Another reason is more speculative (if anything could be more speculative here). It suggest that large changes in climate helps human evolution as they favour more universal ways of fitness, that is human intelligence. But such unstable environment may be near the end of stability period needed for evolution of complex life. (Think about recent Ice ages in last several millions years that coincide with development of Homo.)
My earlier article on the topic is here (need to be retranslated and rewriten):https://www.scribd.com/doc/8729933/Why-anthropic-principle-stopped-to-defend-us-Observation-selection-and-fragility-of-our-environment
Wouldn’t mediocrity imply intelligence evolving many times in the Earth’s past, which would imply a Great Filter in our near future? See also my other comment.
Depends on what you mean by ‘intelligence’.
If you mean tech/culture/language capable, well it isn’t surprising that has only happened once, because it is so recent, and the first tech species tends to takeover the planet and preclude others.
If you mean something more like “near human problem solving capability”, then that has evolved robustly in multiple separate vertebrate lineages: - corvids, primates, cetaceans, proboscids. It also evolved in an invertebrate lineage (octopi) with a very different brain plan. I think that qualifies as extremely robust, and it suggests that evolution of culturual intelligence is probably inevitable, given enough time/energy/etc.
I expect that we will find a lot of planets without life, and of the rare occasions we find life, it will be algae-like.

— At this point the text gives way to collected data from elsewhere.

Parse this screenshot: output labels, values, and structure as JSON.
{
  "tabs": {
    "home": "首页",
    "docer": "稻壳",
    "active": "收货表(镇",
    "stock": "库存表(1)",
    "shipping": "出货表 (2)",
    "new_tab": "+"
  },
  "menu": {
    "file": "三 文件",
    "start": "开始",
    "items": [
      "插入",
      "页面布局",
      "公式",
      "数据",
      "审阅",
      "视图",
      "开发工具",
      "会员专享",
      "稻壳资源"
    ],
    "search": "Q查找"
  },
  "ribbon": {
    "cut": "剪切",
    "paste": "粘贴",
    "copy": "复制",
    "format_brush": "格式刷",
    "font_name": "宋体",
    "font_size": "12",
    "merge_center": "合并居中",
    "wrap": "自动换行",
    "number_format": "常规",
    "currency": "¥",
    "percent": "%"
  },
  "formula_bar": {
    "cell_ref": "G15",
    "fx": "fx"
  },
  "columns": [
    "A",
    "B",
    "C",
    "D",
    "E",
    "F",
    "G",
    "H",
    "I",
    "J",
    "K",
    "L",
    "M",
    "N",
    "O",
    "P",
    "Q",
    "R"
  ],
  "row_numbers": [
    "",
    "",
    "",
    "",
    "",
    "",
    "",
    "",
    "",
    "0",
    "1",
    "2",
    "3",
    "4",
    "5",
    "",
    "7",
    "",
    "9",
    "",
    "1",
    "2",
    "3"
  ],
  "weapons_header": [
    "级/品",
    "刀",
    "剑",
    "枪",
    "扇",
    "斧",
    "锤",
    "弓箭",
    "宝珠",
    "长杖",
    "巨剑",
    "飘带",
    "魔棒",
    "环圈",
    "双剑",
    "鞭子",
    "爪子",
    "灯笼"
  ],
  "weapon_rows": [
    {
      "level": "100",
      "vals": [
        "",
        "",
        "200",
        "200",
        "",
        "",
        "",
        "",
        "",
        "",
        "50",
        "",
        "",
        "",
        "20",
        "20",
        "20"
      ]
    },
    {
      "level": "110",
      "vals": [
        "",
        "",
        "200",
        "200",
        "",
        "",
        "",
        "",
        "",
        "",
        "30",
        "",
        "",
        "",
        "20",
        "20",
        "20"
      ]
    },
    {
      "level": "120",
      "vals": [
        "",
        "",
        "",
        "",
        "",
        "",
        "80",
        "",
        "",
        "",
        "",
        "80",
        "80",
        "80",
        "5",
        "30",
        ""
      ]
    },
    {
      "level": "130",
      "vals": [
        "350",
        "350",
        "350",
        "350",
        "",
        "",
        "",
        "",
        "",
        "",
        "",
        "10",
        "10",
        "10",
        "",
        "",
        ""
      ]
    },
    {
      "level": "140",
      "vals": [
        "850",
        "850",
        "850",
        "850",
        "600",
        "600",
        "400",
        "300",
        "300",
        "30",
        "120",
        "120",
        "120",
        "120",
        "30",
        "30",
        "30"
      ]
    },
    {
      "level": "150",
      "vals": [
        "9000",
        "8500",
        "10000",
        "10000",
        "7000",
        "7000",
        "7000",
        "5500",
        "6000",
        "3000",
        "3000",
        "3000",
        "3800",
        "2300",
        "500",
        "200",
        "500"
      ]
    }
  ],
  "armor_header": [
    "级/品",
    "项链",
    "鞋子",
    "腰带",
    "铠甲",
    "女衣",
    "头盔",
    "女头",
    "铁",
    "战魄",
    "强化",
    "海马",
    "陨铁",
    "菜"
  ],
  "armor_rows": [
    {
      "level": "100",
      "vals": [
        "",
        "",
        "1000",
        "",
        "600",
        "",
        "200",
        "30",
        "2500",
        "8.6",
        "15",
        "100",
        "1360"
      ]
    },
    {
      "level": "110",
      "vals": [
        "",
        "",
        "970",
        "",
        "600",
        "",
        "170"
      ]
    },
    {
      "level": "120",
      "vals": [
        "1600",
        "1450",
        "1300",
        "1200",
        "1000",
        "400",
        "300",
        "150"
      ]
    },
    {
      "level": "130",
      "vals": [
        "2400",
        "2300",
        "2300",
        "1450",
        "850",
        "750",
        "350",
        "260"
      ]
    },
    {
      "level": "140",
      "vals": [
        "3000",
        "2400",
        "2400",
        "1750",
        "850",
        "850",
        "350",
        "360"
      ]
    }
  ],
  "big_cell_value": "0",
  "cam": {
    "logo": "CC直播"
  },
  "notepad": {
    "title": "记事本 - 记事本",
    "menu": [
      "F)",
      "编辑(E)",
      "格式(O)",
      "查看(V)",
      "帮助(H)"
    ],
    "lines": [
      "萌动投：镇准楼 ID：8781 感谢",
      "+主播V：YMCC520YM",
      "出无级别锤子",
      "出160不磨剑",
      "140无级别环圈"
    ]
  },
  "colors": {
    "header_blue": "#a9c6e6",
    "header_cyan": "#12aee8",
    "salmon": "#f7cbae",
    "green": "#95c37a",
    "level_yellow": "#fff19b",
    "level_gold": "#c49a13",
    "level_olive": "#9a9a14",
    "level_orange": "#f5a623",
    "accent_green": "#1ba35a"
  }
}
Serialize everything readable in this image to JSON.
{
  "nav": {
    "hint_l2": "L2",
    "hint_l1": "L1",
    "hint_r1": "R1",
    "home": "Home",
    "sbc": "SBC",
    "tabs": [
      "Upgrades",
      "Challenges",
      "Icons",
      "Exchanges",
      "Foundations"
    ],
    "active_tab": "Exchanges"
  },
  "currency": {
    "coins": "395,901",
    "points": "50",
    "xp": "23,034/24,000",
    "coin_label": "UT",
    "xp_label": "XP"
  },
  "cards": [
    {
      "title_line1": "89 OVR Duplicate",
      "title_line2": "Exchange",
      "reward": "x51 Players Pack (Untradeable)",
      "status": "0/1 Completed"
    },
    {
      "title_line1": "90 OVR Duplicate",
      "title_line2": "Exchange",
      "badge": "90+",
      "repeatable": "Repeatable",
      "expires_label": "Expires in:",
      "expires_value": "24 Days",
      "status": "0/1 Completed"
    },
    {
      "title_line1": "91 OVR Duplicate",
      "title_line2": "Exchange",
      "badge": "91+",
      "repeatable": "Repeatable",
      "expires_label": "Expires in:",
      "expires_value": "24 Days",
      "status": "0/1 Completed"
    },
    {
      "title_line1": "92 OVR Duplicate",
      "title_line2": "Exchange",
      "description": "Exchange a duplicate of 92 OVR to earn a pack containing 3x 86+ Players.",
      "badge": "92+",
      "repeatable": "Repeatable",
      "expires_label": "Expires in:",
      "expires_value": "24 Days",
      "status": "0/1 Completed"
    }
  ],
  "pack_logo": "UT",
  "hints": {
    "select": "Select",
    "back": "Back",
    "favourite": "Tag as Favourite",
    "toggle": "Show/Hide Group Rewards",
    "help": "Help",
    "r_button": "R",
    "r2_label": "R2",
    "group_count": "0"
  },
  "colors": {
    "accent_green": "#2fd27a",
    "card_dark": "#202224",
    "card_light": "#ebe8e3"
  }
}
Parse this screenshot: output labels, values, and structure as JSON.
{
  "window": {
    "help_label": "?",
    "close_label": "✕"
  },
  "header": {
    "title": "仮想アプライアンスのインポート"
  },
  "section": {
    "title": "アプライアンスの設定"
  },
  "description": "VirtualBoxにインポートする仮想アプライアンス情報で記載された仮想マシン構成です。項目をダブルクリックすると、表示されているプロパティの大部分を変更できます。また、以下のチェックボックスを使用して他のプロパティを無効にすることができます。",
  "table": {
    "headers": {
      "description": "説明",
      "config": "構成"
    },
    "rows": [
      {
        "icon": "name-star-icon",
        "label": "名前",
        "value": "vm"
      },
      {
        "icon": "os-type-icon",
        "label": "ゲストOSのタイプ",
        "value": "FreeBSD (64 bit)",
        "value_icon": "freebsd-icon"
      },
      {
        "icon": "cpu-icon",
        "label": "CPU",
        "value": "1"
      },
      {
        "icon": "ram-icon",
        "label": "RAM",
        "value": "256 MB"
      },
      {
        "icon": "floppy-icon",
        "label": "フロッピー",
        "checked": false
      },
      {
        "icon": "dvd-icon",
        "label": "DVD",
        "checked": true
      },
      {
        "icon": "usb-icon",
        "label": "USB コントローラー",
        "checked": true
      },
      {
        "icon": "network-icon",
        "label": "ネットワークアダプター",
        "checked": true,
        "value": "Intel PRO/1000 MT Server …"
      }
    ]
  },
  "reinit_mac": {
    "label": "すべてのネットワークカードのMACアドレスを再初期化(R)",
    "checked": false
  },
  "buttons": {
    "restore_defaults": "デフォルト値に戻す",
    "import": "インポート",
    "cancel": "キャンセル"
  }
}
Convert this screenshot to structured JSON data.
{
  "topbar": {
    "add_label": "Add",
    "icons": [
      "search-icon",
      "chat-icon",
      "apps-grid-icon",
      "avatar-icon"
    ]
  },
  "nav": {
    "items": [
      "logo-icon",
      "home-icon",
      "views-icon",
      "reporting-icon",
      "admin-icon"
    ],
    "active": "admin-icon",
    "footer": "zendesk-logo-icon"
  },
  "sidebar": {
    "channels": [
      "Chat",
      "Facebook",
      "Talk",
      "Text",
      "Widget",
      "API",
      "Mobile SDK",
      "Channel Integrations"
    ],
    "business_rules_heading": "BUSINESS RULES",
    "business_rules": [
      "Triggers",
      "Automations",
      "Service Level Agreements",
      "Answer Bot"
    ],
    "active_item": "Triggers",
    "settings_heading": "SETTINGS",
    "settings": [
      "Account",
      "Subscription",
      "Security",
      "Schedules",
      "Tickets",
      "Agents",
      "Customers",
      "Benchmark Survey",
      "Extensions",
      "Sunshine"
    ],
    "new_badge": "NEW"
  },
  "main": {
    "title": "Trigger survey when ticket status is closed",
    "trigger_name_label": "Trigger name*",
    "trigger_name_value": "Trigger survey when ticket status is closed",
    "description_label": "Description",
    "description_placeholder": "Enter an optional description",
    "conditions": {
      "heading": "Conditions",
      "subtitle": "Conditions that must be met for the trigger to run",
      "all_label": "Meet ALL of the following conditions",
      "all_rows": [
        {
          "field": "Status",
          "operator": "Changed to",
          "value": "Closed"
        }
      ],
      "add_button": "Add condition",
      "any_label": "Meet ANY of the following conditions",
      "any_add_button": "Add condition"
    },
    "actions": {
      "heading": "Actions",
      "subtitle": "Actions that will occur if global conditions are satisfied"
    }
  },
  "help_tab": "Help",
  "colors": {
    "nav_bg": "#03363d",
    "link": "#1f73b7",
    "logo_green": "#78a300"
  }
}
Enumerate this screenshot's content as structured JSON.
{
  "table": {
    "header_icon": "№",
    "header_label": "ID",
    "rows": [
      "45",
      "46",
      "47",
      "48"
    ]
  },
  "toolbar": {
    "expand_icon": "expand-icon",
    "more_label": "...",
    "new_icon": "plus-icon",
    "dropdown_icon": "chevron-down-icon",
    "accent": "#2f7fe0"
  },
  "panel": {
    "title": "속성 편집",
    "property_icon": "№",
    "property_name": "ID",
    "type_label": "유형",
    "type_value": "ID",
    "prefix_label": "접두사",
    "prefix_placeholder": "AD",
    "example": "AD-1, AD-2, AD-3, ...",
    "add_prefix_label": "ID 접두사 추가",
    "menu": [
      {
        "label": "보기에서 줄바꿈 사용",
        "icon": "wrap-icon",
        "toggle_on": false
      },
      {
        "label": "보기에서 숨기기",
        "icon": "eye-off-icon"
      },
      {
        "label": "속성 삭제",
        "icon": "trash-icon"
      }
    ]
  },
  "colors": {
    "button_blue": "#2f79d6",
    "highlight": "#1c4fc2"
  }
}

I assume by ‘algea-like’, you actually mean cyanobacteria. The problem is that anything that uses photosynthesis creates oxygen, and oxygen eventually depletes the planet’s chemical oxygen sinks, which inevitably leads to a Great Oxygenation Event. The latter provides a new powerful source of energy for life, which then leads to something like a cambrian explosion.
The largest uncertainty in these steps is the timeline for oxygenation to deplete the planet’s oxygen sinks. This is basically the time it takes cyanobacteria to ‘terraform’ the planet. It took 200 million years on Earth, but this is presumably dependent on planetary chemical composition and size.
From the known exoplanets, we can already estimate there are on the order a billion-ish earth-size worlds in habitable zones. By the mediocrity principle, it’s a priori unlikely that earth’s chemistry is 1 in a billion. Especially given that Mar’s composition is vaguely similar enough that it was probably an ‘almost earth’.